Es una lectura espeluznante: rehén tras rehén —hombres y mujeres— describen las grotescas humillaciones sexuales infligidas por sus captores.
Los investigadores examinaron testimonios, así como fotografías y videos del festival de música Nova, de decenas de kibutzim (comunas agrícolas) y aldeas, y de bases militares arrasadas por miles de invasores.
En Nova, “más tarde se encontraron cuerpos quemados, mutilados o baleados, incluidos casos documentados de víctimas halladas desnudas o parcialmente vestidas y que presentaban heridas de bala en el rostro y en la zona genital”.
Asimismo, el reporte detalló que “múltiples testimonios de socorristas describen cuerpos femeninos con señales de abuso sexual”.
“Se encontraron cuerpos de mujeres desnudas o parcialmente desnudas, en algunos casos con latas de aluminio, granadas, clavos, objetos contundentes, varillas, herramientas domésticas e instrumentos punzantes insertados en los genitales y otras partes del cuerpo, además de múltiples heridas de bala, cortes y quemaduras dirigidas a los genitales, los pechos o el rostro”, remarcó el documento.

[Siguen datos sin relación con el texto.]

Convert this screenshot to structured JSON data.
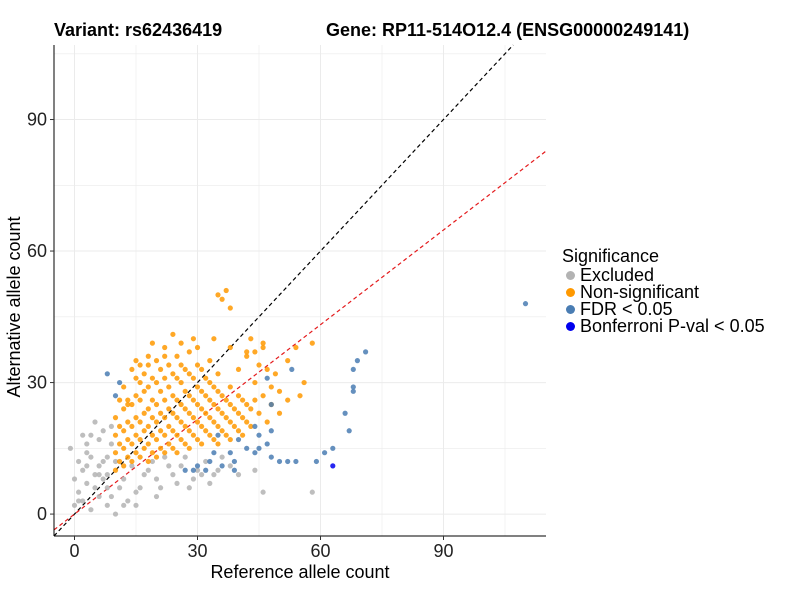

Recordemos, por favor, que los propios perpetradores filmaron e incluso transmitieron en vivo gran parte de esta barbarie.
Mostraban un orgullo jubiloso por sus atrocidades; era una parte central de la misión, destinada a quebrar el espíritu israelí y forzar la sumisión a la voluntad de los amos del terror.
Por eso reprodujeron los mismos horrores en decenas de lugares.
Las violaciones y torturas del 7 de octubre no fueron actos aislados de combatientes indisciplinados; fueron planificadas y organizadas como un arma de guerra.
Debería ser una vergüenza eterna para publicaciones como The New York Times y The Guardian, y para políticas como Pramila Jayapal y Rashida Tlaib, haber minimizado, justificado y “contextualizado” estas agresiones para blanquear la monstruosidad intencional de los ataques.
El informe de la Comisión Civil es un catálogo necesario del mal y una refutación a los simpatizantes de Hamás en Occidente.
Debería ser lectura obligatoria para cualquiera que se atreva a opinar sobre los ataques, la respuesta de Israel o las posibilidades de cualquier futura paz en Medio Oriente.